Кожохин поднял глаза от бумаги, которую изучал, и усмехнулся, заметив, что это еще ничего, что бывает гораздо хуже, например, он плохо представляет себе, как Шухов намерен организовать поимку убийцы.
— Подожди, — сказал Шухов, — Дай человеку возможность высказаться.

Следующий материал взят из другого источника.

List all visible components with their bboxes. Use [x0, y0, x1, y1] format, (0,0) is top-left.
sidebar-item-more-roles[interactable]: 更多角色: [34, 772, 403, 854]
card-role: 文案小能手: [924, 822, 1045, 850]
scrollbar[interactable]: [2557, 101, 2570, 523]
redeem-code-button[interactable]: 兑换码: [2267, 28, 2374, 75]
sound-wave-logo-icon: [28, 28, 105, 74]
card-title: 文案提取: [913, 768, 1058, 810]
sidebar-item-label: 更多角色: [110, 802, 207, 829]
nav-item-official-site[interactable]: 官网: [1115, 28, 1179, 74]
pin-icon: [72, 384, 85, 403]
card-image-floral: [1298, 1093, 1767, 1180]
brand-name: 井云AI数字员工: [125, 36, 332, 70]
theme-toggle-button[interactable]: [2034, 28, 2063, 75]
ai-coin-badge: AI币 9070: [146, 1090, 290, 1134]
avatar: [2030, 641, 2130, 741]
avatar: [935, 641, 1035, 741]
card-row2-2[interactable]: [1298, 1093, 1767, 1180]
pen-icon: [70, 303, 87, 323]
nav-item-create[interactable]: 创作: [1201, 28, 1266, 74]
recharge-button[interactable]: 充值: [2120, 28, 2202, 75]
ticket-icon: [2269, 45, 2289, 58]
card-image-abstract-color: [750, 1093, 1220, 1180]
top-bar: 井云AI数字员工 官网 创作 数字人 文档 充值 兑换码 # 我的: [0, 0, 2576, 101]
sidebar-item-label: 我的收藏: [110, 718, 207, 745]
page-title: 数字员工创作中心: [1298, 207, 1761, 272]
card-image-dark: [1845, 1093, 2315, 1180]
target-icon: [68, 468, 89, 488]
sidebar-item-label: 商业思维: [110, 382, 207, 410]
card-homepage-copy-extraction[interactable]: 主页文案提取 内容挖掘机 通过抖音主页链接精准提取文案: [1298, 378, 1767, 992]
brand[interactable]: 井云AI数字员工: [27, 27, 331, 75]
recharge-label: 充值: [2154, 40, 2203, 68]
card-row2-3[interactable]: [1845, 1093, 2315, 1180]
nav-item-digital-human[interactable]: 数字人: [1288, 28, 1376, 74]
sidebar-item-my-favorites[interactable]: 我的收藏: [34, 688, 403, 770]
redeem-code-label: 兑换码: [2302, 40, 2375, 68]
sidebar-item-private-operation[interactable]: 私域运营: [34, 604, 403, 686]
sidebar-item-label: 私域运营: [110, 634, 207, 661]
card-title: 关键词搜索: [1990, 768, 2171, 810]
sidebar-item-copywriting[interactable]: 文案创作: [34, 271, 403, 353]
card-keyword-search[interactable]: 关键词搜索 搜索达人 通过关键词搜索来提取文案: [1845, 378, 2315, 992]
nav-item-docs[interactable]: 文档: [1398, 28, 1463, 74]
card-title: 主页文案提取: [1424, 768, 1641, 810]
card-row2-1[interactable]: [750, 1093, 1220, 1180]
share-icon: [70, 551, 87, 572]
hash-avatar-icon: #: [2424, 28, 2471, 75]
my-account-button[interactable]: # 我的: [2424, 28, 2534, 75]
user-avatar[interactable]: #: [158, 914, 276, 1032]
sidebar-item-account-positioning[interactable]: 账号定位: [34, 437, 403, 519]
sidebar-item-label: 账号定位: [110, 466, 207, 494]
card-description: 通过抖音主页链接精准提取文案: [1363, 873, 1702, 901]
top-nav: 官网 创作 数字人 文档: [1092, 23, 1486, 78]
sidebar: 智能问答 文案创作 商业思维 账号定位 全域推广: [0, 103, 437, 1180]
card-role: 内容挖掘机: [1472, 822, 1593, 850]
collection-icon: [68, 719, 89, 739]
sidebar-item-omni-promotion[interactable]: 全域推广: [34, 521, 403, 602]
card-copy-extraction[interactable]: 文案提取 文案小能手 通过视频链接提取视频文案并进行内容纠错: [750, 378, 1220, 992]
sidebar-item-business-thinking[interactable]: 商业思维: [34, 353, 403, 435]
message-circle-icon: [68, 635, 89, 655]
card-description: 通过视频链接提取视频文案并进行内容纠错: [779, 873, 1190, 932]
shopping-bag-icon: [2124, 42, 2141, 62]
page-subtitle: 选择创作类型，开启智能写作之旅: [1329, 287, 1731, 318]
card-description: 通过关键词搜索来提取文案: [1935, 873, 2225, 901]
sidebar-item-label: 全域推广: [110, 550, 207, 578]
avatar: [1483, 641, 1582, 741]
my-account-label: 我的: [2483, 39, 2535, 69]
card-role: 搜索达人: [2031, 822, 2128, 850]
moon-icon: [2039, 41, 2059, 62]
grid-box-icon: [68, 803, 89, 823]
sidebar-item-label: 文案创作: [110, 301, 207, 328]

Я подумал об Эдике Мокееве.
— Я тоже о нем думал.
— Не в той плоскости.
— Откуда вы знаете, в какой плоскости я думаю?
— Не будем пререкаться, — миролюбиво произнес Шухов. — Парадокс в том, что Назаров и Мокеев вроде разные, далекие люди, на самом деле имеют, несут в себе, что ли, много общих, роднящих их черт.
— Та-та-та, — пропел Кожохин. — В такой плоскости я действительно не думал. Но для чего, скажите, пожалуйста, я должен об этом думать?
— Для усвоения кое-каких психологических деталей. В будущем может пригодиться.
— Ну что ж. Хотя я уже, кажется, догадываюсь. Они оба оказались в силу каких-то причин отъединенными от общества… Ну и, как говорится, и т. д. Мысль не столько парадоксальная…
— Сколько примитивная, — быстро произнес Шухов. — Ты это хочешь сказать?
— Не только. Я понимаю, что оба они в той или иной степени жертвы обстоятельств…
— Ну и ерунда, — сказал Шухов. — Не жертвы, а творцы обстоятельств. Это во-первых. Во-вторых, оба одержимы. Настолько, что эта одержимость ослепила их. Мир для них перестал существовать. В-третьих…
— Оба сошли с ума, — перебил Кожохин.
— Нет, застыли, окружили себя паутиной. Как куколки в коконах. И ослепли.
— Отсюда мораль: одержимый — потенциальный преступник. Так? Это второй парадокс?
— Чушь, — засмеялся Шухов, — Хотя слепая одержимость — вещь страшная.
— Не новость, — заметил Кожохин. — Первобытные мыслители, по-моему, это тоже соображали. И отделяли своих шаманов, ставили им шалаши в сторонке от общих пещер.